BERGIRON Nicolas (1690-1768).

par Philippe Lebreton.

  Ce que l’on sait de Nicolas Bergiron résulte pour l’essentiel de l’intérêt porté par un autre académicien lyonnais tout aussi mélomane, Léon Vallas*, qui l’a découvert dès 1906 dans les archives de notre compagnie, puis l’a tiré de l’oubli par un concert donné à Lyon en 1909, avant de l’évoquer dans son discours de réception du 8 février 1949. Entretemps il est vrai, quelques lignes fournies par Léon Vallas « parurent dans l’édition française du dictionnaire de Riemann en 1913 et 1931 », et ce « petit résumé bibliographique [fut] traduit en diverses langues ; le nom de Bergiron se trouve aujourd’hui dans les dictionnaires spéciaux de tous pays » (Vallas, MEM, 1949). Il est ainsi évoqué dans le Dictionnaire de Musique, 2e éd. française, Georges Humbert dir., Paris : Perrin, 1913 : « Bergiron du Fort-Michon ou de Briou, Nicolas-Antoine, né à Lyon en 1690, mort dans la même ville en 1768. Avocat, il fonda à Lyon en 1713, sous le nom d’Académie des Beaux-Arts, une société chorale et symphonique qui, pendant soixante années, donna, chaque semaine, des concerts. Bergiron en fut le fondateur, le premier chef d’orchestre et en resta un des directeurs ; il écrivit pour cette société de nombreux motets et quelques œuvres de circonstance dont une partie est conservée dans la bibliothèque de la Ville de Lyon.

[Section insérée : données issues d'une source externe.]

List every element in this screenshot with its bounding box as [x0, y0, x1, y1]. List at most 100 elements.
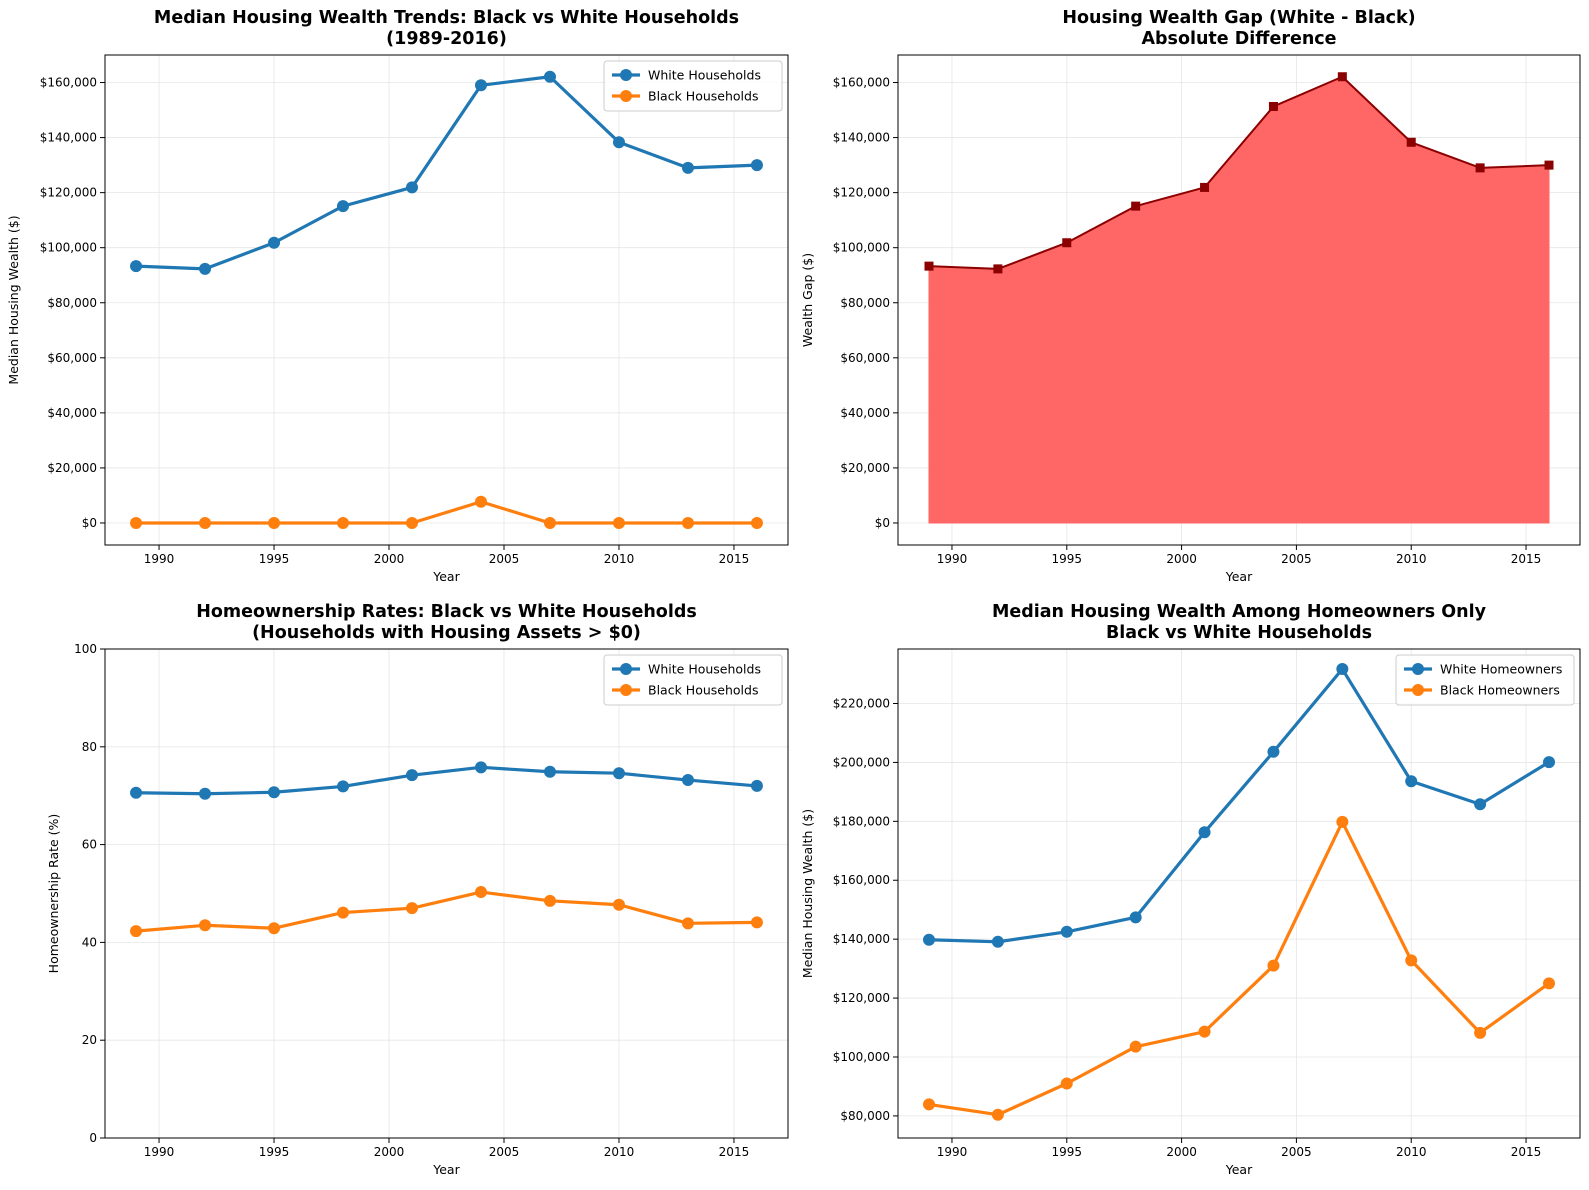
legend-label: White Households [648, 662, 761, 677]
x-tick-label: 2010 [1396, 1145, 1427, 1159]
x-tick-label: 2005 [1281, 552, 1312, 566]
chart-title: Housing Wealth Gap (White - Black) [1062, 8, 1415, 28]
data-point [1268, 101, 1278, 111]
data-point [337, 200, 350, 213]
chart-title: Median Housing Wealth Among Homeowners O… [992, 602, 1487, 622]
x-tick-label: 1990 [937, 552, 968, 566]
x-tick-label: 2015 [1511, 552, 1542, 566]
data-point [543, 516, 556, 529]
y-tick-label: $40,000 [47, 406, 97, 420]
data-point [612, 898, 625, 911]
legend-swatch-marker [620, 684, 632, 696]
y-tick-label: $0 [82, 516, 97, 530]
data-point [612, 767, 625, 780]
data-point [1336, 663, 1349, 676]
axes-frame [897, 54, 1581, 546]
chart-p1: 1990 1995 2000 2005 2010 2015 $0 $20,000 $40,000… [6, 8, 789, 584]
data-point [543, 70, 556, 83]
y-tick-label: 100 [74, 642, 97, 656]
data-point [406, 769, 419, 782]
y-tick-label: $100,000 [40, 241, 97, 255]
chart-title: Homeownership Rates: Black vs White Hous… [196, 602, 697, 622]
data-point [1129, 1040, 1142, 1053]
y-tick-label: $60,000 [840, 351, 890, 365]
data-point [1060, 1077, 1073, 1090]
x-tick-label: 1990 [937, 1145, 968, 1159]
y-tick-label: 40 [82, 935, 97, 949]
data-point [750, 779, 763, 792]
chart-title: (1989-2016) [386, 29, 507, 49]
data-point [337, 780, 350, 793]
series-line-white-homeowners [928, 667, 1550, 944]
series-line-black-households [136, 500, 757, 525]
data-point [991, 935, 1004, 948]
data-point [612, 136, 625, 149]
data-point [130, 786, 143, 799]
data-point [1475, 163, 1485, 173]
series-line-wealth-gap [928, 75, 1550, 270]
x-tick-label: 2005 [489, 552, 520, 566]
legend-label: Black Homeowners [1440, 683, 1560, 698]
data-point [923, 933, 935, 946]
data-point [1129, 911, 1142, 924]
y-tick-label: $160,000 [833, 76, 890, 90]
data-point [268, 516, 281, 529]
x-tick-label: 2010 [604, 1145, 635, 1159]
data-point [337, 906, 350, 919]
series-line-white-households [135, 75, 758, 271]
data-point [681, 774, 694, 787]
y-tick-label: $0 [875, 516, 890, 530]
x-tick-label: 2000 [1166, 1145, 1197, 1159]
chart-title: Absolute Difference [1141, 29, 1336, 49]
data-point [1474, 1026, 1487, 1039]
y-tick-label: 20 [82, 1033, 97, 1047]
legend-box [1395, 654, 1575, 706]
legend-label: Black Households [648, 89, 758, 104]
data-point [1062, 238, 1072, 248]
data-point [750, 159, 763, 172]
y-tick-label: $140,000 [833, 932, 890, 946]
data-point [130, 925, 143, 938]
legend-box [603, 654, 783, 706]
data-point [130, 260, 143, 273]
chart-title: (Households with Housing Assets > $0) [252, 623, 641, 643]
y-tick-label: $80,000 [840, 1109, 890, 1123]
chart-p2: 1990 1995 2000 2005 2010 2015 $0 $20,000 $40,000… [800, 8, 1581, 584]
data-point [1198, 826, 1211, 839]
x-tick-label: 1990 [144, 1145, 175, 1159]
data-point [1405, 775, 1418, 788]
data-point [406, 181, 419, 194]
data-point [1131, 201, 1141, 211]
y-tick-label: $60,000 [47, 351, 97, 365]
y-tick-label: $40,000 [840, 406, 890, 420]
data-point [991, 1108, 1004, 1121]
data-point [474, 79, 487, 92]
legend-swatch-marker [620, 69, 632, 81]
x-tick-label: 2010 [604, 552, 635, 566]
data-point [406, 902, 419, 915]
y-tick-label: 80 [82, 740, 97, 754]
data-point [543, 894, 556, 907]
y-tick-label: $220,000 [833, 696, 890, 710]
y-tick-label: $100,000 [833, 1050, 890, 1064]
data-point [474, 495, 487, 508]
data-point [199, 516, 212, 529]
data-point [750, 916, 763, 929]
data-point [1267, 745, 1280, 758]
x-tick-label: 1995 [1052, 1145, 1083, 1159]
x-tick-label: 2000 [374, 1145, 405, 1159]
data-point [268, 786, 281, 799]
y-tick-label: $20,000 [47, 461, 97, 475]
x-tick-label: 2010 [1396, 552, 1427, 566]
x-tick-label: 1995 [259, 1145, 290, 1159]
gap-area-fill [928, 76, 1550, 524]
y-axis-label: Median Housing Wealth ($) [800, 809, 815, 978]
y-tick-label: $120,000 [833, 991, 890, 1005]
data-point [993, 264, 1003, 274]
data-point [130, 516, 143, 529]
y-tick-label: $80,000 [47, 296, 97, 310]
chart-p4: 1990 1995 2000 2005 2010 2015 $80,000 $100,000 $… [800, 602, 1581, 1177]
y-tick-label: $120,000 [833, 186, 890, 200]
chart-title: Black vs White Households [1106, 623, 1372, 643]
data-point [1198, 1025, 1211, 1038]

II fut aussi co-directeur et chef d’orchestre de l’Opéra lyonnais en 1739 ». Mais la vraie « résurrection » est plus récente, lorsqu’un manuscrit de 26 pages dactylographiées du discours de réception de Léon Vallas fut retrouvé à l’automne 2012 par Philippe Lebreton dans le fonds Vallas de la BML. L’impétrant avait choisi un titre plutôt énigmatique : Mon ami Bergiron.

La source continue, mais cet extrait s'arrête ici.